Indiana State Police Districts
Area | District | Post | Counties Covered |
---|---|---|---|
I | 13 | Lowell | Jasper, Lake, LaPorte, Newton, Porter, Pulaski and Starke |
I | 14 | Lafayette | Benton, Carroll, Clinton, Fountain, Montgomery, Tippecanoe, Warren and White |
I | 16 | Peru | Cass, Fulton, Grant, Howard, Miami, Tipton and Wabash |
II | 21 | Toll Road | Indiana Toll Road |
II | 22 | Fort Wayne | Adams, Allen, Blackford, DeKalb, Huntington, Jay, LaGrange, Noble, Steuben, Wells and Whitley |
II | 24 | Bremen | Elkhart, Kosciusko, Marshall and St.
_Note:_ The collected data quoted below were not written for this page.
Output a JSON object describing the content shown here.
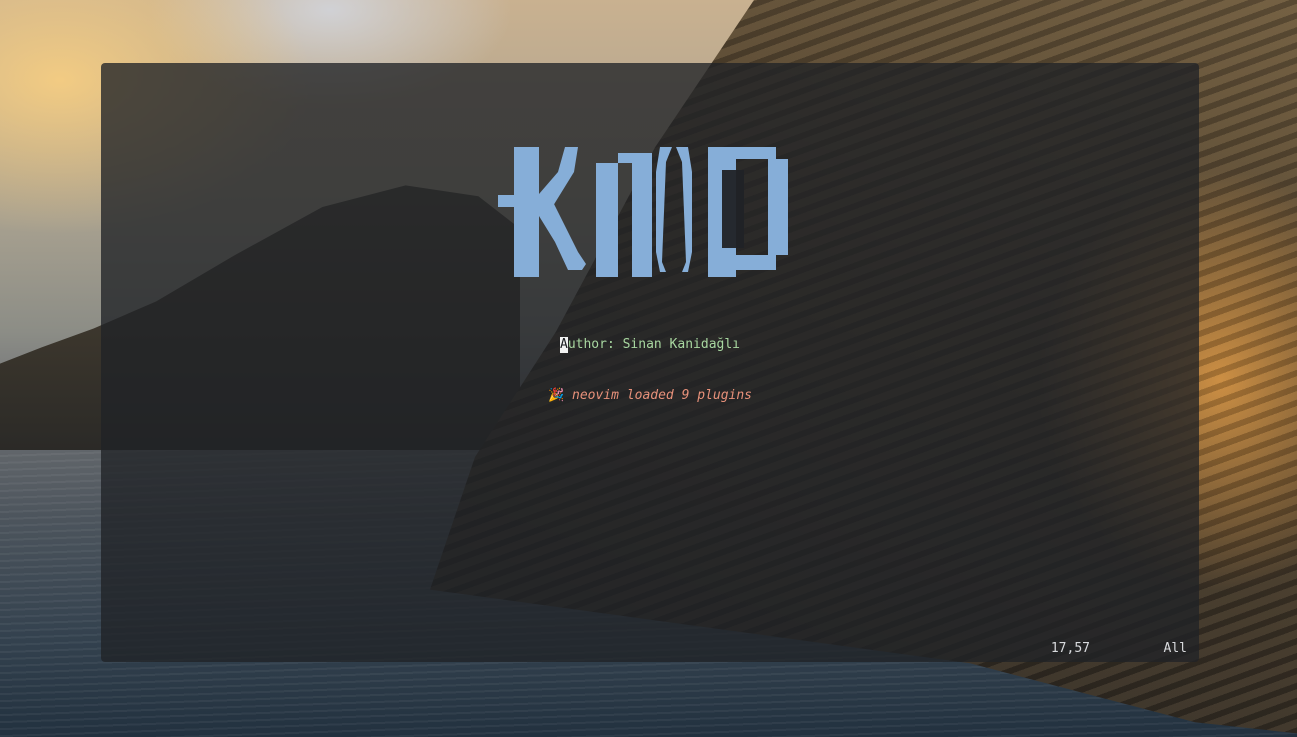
{
  "logo": {
    "text": "KNID",
    "color": "#86aed8"
  },
  "dashboard": {
    "author_first_char": "A",
    "author_rest": "uthor: Sinan Kanidağlı",
    "loaded_icon": "party-popper-icon",
    "loaded_icon_glyph": "🎉",
    "loaded_text": "neovim loaded 9 plugins"
  },
  "statusline": {
    "position": "17,57",
    "scroll": "All"
  },
  "colors": {
    "author": "#a8d7a0",
    "loaded": "#e8917a",
    "status_text": "#d8dadd",
    "cursor_bg": "#f2f2f2"
  }
}
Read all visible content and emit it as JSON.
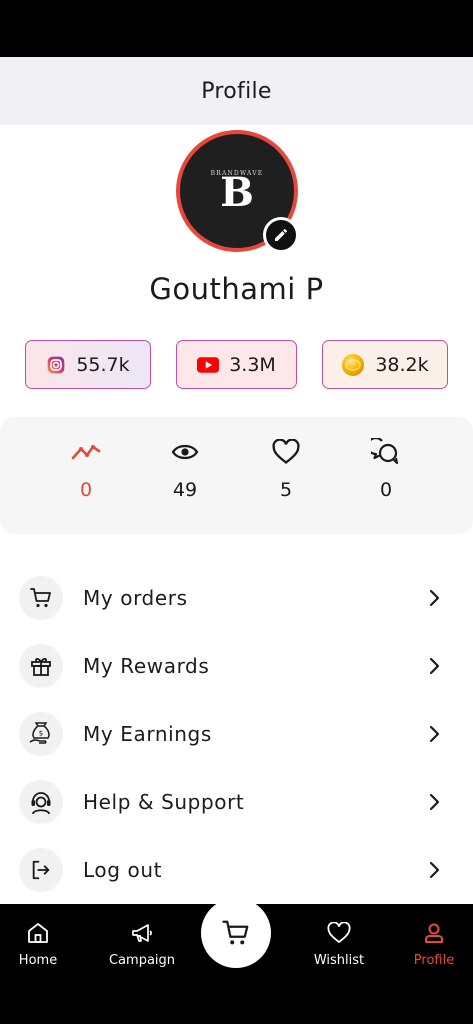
{
  "header": {
    "title": "Profile"
  },
  "avatar": {
    "brand_top": "BRANDWAVE",
    "brand_letter": "B"
  },
  "user": {
    "name": "Gouthami P"
  },
  "social": [
    {
      "platform": "instagram-icon",
      "value": "55.7k"
    },
    {
      "platform": "youtube-icon",
      "value": "3.3M"
    },
    {
      "platform": "coin-icon",
      "value": "38.2k"
    }
  ],
  "stats": [
    {
      "icon": "trend-icon",
      "value": "0",
      "color": "#e8473c"
    },
    {
      "icon": "eye-icon",
      "value": "49"
    },
    {
      "icon": "heart-icon",
      "value": "5"
    },
    {
      "icon": "chat-icon",
      "value": "0"
    }
  ],
  "menu": [
    {
      "icon": "cart-icon",
      "label": "My orders"
    },
    {
      "icon": "gift-icon",
      "label": "My Rewards"
    },
    {
      "icon": "money-bag-icon",
      "label": "My Earnings"
    },
    {
      "icon": "support-agent-icon",
      "label": "Help & Support"
    },
    {
      "icon": "logout-icon",
      "label": "Log out"
    }
  ],
  "nav": [
    {
      "icon": "home-icon",
      "label": "Home"
    },
    {
      "icon": "megaphone-icon",
      "label": "Campaign"
    },
    {
      "icon": "cart-icon",
      "label": ""
    },
    {
      "icon": "heart-icon",
      "label": "Wishlist"
    },
    {
      "icon": "user-icon",
      "label": "Profile",
      "active": true
    }
  ],
  "colors": {
    "accent": "#e8473c",
    "chip_border": "#c04fa3",
    "nav_bg": "#000000",
    "header_bg": "#f1f1f5"
  }
}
Joseph |
III | 33 | Bloomington | Brown, Greene, Lawrence, Monroe, Morgan and Owen |
III | 34 | Jasper | Crawford, Daviess, Dubois, Martin, Orange, Perry and Spencer |
III | 35 | Evansville | Gibson, Knox, Pike, Posey, Vanderburgh and Warrick |
IV | 42 | Versailles | Bartholomew, Dearborn, Decatur, Franklin, Jackson, Jefferson, Jennings, Ohio, Ripley and Switzerland |
IV | 45 | Sellersburg | Clark, Floyd, Harrison, Scott and Washington |
V | 51 | Pendleton | Delaware, Fayette, Henry, Madison, Randolph, Rush, Union and Wayne |
V | 52 | Indianapolis | Boone, Hamilton, Hancock, Hendricks, Johnson, Marion and Shelby |
V | 53 | Putnamville | Clay, Parke, Putnam, Sullivan, Vermillion and Vigo |
Read more about this topic: Indiana State Police
Famous quotes containing the words indiana, state, police and/or districts:
“The Statue of Liberty is meant to be shorthand for a country so unlike its parts that a trip from California to Indiana should require a passport.”
—Anna Quindlen (b. 1952)
“No state can build
A literature that shall at once be sound
And sad on a foundation of well-being.”
—Robert Frost (18741963)
“The atom bombs are piling up in the factories, the police are prowling through the cities, the lies are streaming from the loudspeakers, but the earth is still going round the sun.”
—George Orwell (19031950)
“Cities need old buildings so badly it is probably impossible for vigorous streets and districts to grow without them.... for really new ideas of any kindno matter how ultimately profitable or otherwise successful some of them might prove to bethere is no leeway for such chancy trial, error and experimentation in the high-overhead economy of new construction. Old ideas can sometimes use new buildings. New ideas must use old buildings.”